Vascular compression of the trigeminal nerve at the root entry zone is now largely accepted as the main aetiological factor in trigeminal neuralgia, and can be radiologically confirmed by magnetic resonance imaging (Figure 2). Microvascular decompression treats the cause of the disease without inducing nerve damage. Following a retromastoid craniectomy, a microsurgical exposure of the trigeminal nerve in the cerebellopontine angle is undertaken. The vascular compression is usually identified by the brainstem at the root entry zone and the offending vessel is mobilised away from the nerve. A synthetic sponge is then inserted between the vessel, the nerve and the root entry zone.

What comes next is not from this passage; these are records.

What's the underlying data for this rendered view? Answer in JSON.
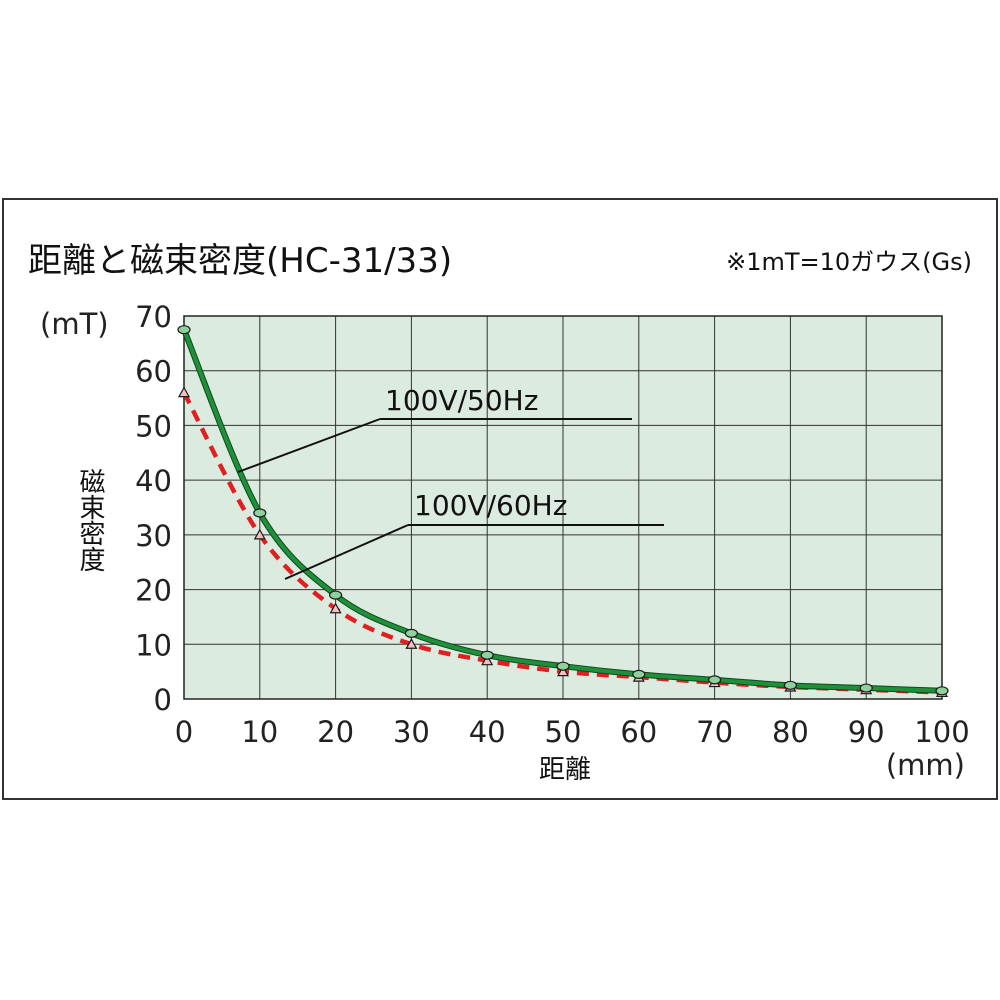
{
  "chart_data": {
    "type": "line",
    "title": "距離と磁束密度(HC-31/33)",
    "note": "※1mT=10ガウス(Gs)",
    "xlabel": "距離",
    "xunit": "(mm)",
    "ylabel": "磁束密度",
    "yunit": "(mT)",
    "xlim": [
      0,
      100
    ],
    "ylim": [
      0,
      70
    ],
    "x_ticks": [
      "0",
      "10",
      "20",
      "30",
      "40",
      "50",
      "60",
      "70",
      "80",
      "90",
      "100"
    ],
    "y_ticks": [
      "0",
      "10",
      "20",
      "30",
      "40",
      "50",
      "60",
      "70"
    ],
    "grid": true,
    "x": [
      0,
      10,
      20,
      30,
      40,
      50,
      60,
      70,
      80,
      90,
      100
    ],
    "series": [
      {
        "name": "100V/50Hz",
        "values": [
          67.5,
          34,
          19,
          12,
          8,
          6,
          4.5,
          3.5,
          2.5,
          2,
          1.5
        ],
        "color": "#1f8f3a",
        "style": "solid",
        "marker": "circle"
      },
      {
        "name": "100V/60Hz",
        "values": [
          56,
          30,
          16.5,
          10,
          7,
          5,
          4,
          3,
          2.2,
          1.7,
          1.2
        ],
        "color": "#e02020",
        "style": "dashed",
        "marker": "triangle"
      }
    ],
    "plot_bg": "#dcebe0"
  }
}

Microvascular decompression is a major neurosurgical operation with the attendant risks but, despite this, it is well tolerated, even by elderly patients. Risks such as cerebrospinal fluid leaks, infection, haemorrhage and unexpected neurological deficits remain, although the specific risks to the auditory and facial nerves can be reduced by meticulous microsurgical techniques and intraoperative neurophysiological monitoring. These risks are counterbalanced by the fact that the technique attempts to treat the cause of the condition and is associated with good long-term results. The avoidance of iatrogenic nerve damage and denervation pain syndromes is a significant advantage.